The father of a friend of mine recently bought a nice new merc. He's a
retired mechanic, so was poking around trying to figure out where to put
oil etc. but was unsuccessful. He asked the dealer, who replied "the car
will tell you when it needs oil, bring it to us and we'll do it". Sheesh.

Cheers
Terry


That's not a car, its a moneypit. ;(

--
Link to my "Computers for disabled Veterans" project website deleted
after threats were telephoned to my church.

Michael A. Terrell
Central Florida
 
R

Rob Votin

Jan 1, 1970
0
So after many months of assing about and pestering from the old man
(dad) I finally have a working prototype of my sinlge to three phase
variable speed drive up and running. The design uses an International
Rectifier IRAMX16UP60A IGBT module:
http://ec.irf.com/v6/en/US/adirect/ir?cmd=catProductDetailFrame&productID=IRAMX16UP60A

I have the output connected directly to the motor. PWM is around
20khz. Problem is, the motor feels to be getting quite hot, finger
test would put it at around 40-50degC. The module itself is supposed
to be able to cope with about junction temp of 150degC, i estimate it
to be at about 60-70degC running a 1/3hp motor at 60Hz.

The problem, i know nothing about how hot a 1/3hp 3phase motor should
be running at, this project is for my father, a retired engineer. I
can live with the module itself running at its current temp,
considering the relative lack of heatsinking. Nothing a bigger
heatsink and a fan cant handle.

My question is, should the output be filtered with a capacitor, or is
it ok to feed the raw PWM output straight into the motor?
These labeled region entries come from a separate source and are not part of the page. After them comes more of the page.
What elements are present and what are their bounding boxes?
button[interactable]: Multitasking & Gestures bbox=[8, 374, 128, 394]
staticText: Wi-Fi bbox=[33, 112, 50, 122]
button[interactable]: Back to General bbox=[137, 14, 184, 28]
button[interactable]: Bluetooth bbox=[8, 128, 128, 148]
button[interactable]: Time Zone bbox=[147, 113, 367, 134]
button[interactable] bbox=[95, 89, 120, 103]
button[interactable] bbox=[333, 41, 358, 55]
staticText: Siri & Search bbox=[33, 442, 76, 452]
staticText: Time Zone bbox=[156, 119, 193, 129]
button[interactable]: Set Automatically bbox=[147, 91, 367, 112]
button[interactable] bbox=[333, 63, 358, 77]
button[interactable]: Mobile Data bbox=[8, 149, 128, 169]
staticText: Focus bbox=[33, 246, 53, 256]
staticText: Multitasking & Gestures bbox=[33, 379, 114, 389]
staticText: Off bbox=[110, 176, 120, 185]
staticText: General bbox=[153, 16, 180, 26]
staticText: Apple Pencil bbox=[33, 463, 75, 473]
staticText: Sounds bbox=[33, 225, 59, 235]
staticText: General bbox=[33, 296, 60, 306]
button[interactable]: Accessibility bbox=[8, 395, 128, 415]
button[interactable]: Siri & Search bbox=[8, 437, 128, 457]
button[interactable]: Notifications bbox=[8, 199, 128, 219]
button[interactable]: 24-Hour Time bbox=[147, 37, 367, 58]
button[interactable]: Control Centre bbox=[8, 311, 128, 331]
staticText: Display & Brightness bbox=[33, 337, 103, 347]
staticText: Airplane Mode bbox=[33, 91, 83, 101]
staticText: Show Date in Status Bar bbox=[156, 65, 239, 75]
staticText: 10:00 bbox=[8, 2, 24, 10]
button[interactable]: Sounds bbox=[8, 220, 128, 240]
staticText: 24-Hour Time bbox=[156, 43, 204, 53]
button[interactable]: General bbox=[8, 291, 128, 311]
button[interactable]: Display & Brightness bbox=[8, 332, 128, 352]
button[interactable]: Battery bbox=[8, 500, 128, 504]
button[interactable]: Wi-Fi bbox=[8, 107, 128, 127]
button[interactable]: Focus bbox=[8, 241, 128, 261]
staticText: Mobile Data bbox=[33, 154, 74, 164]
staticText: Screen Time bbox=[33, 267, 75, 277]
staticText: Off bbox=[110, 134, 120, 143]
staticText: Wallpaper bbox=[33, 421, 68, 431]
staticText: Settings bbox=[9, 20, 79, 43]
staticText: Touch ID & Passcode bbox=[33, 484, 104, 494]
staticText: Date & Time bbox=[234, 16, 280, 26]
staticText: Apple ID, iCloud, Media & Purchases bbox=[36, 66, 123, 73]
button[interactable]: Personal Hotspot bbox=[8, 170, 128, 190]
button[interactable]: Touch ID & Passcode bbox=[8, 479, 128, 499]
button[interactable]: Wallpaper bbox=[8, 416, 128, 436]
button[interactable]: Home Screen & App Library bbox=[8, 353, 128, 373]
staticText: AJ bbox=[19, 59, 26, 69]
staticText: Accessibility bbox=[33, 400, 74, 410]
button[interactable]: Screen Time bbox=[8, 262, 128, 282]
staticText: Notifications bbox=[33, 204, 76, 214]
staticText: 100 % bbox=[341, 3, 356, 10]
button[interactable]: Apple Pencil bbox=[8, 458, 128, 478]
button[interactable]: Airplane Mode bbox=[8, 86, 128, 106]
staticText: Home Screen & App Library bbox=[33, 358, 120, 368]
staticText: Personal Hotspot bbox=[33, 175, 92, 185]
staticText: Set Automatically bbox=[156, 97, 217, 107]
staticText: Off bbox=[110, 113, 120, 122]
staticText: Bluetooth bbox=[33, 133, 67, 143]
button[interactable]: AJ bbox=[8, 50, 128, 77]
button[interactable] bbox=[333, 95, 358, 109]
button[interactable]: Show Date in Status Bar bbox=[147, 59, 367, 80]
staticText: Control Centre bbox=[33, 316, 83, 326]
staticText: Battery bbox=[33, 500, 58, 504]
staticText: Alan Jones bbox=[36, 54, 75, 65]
The output
looks very bad on the cro, but the noise induced into the ground lead
makes this hard to prove.

Please excuse my ignorance on this subject, but I really know very
little. Google has been very good to me so far, but I am struggling to
find an answer on this one.

Thanks.

Andy


BTW. I will do some proper temperature tests very soon!!
Andy,
At the risk of asking an obvious question, the motor you are using is
"inverter rated", right? Otherwise a VFD would cook an ordinary AC
motor...
 
T

Terry Given

Jan 1, 1970
0
Rob said:
Andy,
At the risk of asking an obvious question, the motor you are using is
"inverter rated", right? Otherwise a VFD would cook an ordinary AC
motor...

nah, only if there is a long lead, enough that transmission-line
behaviour can double the peak voltage seen by the first turn (and, if
your modulator is as bad as those used by Allen Bradley, triple it).